Mon, 2018-12-10 19:13

LONDON: United Nations Envoy to Yemen, Martin Griffiths, said on Monday that agreement on the de-escalation in Taiz and Hodeidah are ‘not there yet’.
Speaking at a press conference in Stockholm, during the first round of the UN sponsored peace talks between the legitimate Yemeni government and the Iranian-backed Houthi militia, Griffiths told reporters that they will continue to discuss Hodeidah and Taiz, which he described as “two major population zones in Yemen caught in war.”
The warring parties are in Sweden for weeklong talks expected to last until Dec. 13, the first since more than three months of negotiations collapsed in 2016.
“I’m hopeful that we can reach agreements on the de-escalation to reduce the fighting in both places. I’m hoping that we can. We’re not there yet.”

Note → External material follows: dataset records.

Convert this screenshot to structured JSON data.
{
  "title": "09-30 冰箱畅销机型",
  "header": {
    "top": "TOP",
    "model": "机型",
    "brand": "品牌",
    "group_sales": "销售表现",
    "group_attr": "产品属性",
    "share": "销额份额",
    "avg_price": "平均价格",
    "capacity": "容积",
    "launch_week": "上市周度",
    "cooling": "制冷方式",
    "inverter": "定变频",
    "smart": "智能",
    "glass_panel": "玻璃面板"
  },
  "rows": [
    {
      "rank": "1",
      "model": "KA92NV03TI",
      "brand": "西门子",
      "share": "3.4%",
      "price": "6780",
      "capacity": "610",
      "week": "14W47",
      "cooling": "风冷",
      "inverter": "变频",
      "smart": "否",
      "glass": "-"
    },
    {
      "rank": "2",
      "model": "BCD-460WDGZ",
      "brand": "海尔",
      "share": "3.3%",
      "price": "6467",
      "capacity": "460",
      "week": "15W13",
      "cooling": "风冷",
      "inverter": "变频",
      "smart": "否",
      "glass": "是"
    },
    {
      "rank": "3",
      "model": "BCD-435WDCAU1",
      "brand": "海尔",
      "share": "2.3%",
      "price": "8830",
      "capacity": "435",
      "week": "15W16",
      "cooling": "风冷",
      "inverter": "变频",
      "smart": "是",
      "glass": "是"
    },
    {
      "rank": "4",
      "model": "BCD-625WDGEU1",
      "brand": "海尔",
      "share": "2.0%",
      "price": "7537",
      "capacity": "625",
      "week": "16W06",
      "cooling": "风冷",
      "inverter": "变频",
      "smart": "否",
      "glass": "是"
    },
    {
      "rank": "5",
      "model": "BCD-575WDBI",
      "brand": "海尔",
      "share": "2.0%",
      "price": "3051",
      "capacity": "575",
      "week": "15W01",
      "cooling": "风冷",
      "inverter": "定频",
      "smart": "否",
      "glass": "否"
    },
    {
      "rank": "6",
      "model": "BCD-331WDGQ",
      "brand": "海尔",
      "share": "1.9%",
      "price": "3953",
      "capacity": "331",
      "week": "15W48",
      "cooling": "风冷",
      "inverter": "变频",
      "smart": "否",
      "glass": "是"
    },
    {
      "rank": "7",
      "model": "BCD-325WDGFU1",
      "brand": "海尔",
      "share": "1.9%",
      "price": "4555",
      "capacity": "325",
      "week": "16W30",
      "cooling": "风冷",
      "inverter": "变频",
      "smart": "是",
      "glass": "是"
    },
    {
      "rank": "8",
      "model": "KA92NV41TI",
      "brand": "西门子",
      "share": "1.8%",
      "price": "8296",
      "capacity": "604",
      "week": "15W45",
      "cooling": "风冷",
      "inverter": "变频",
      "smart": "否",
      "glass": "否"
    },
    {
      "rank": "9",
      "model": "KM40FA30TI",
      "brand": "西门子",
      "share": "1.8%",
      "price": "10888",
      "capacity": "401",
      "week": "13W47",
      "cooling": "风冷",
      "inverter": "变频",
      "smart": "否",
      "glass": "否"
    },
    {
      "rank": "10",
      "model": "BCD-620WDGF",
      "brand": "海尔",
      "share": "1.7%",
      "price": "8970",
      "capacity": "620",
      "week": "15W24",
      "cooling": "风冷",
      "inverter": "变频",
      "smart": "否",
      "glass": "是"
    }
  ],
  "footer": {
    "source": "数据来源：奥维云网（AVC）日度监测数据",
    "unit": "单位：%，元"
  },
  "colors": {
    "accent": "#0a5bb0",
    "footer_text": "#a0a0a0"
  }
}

“If we are able to achieve progress on those two places and lift the threat of war to the people in those two places, I think we’ll have done a great service to Yemen,” Griffiths said.
Initial drafts of the proposals on the rebel-held port city of Hodeidah and Taiz call for a mutual cease-fire between the two parties.
The Hodeidah draft stipulated that the Arab coalition supporting the legitimate Yemeni government would cease an offensive on the rebel-held city in exchange for a Houthi withdrawal.
The area would then be put under the control of a joint committee and supervised by the United Nations. The document does not propose the deployment of UN peacekeeping troops.
Griffiths said the UN had simplified the Hodeidah draft, which is still under study by the Yemeni delegations.
“We are always redrafting, so some of those documents that you’ve seen” have changed, Griffiths told reporters.
“We’re working on simpler draft,” he added. “The details of that are in deep discussion.”
The two sides are also looking at a draft UN proposal on the southwestern city of Taiz, under the control of pro-government forces but besieged by the rebels.
The initial draft stipulated an unconditional cease-fire, a joint working group that includes the UN to monitor the cease-fire, and the reopening of all roads and Taiz airport for humanitarian operations.
The Yemeni government, which is backed by the Arab coalition, has been battling the Iran-backed Houthi militia for control of Yemen for nearly four years, pushing the impoverished country to the brink of famine.
He also said they are still working to find a common ground for the reopening of Sanaa airport.
During the talks, the two sides discussed a broad prisoner swap, which Griffiths said had proved the least contentious issue, adding that he hoped it “will be very very considerable in terms of the numbers that we hope to get released within a few weeks.” He said the numbers of prisoners to be released by the warring parties will be announced soon.
The UN envoy said he expects to present a detailed plan for the next round of talks and hopes for an agreement from warring factions to hold the next round of talks early next year.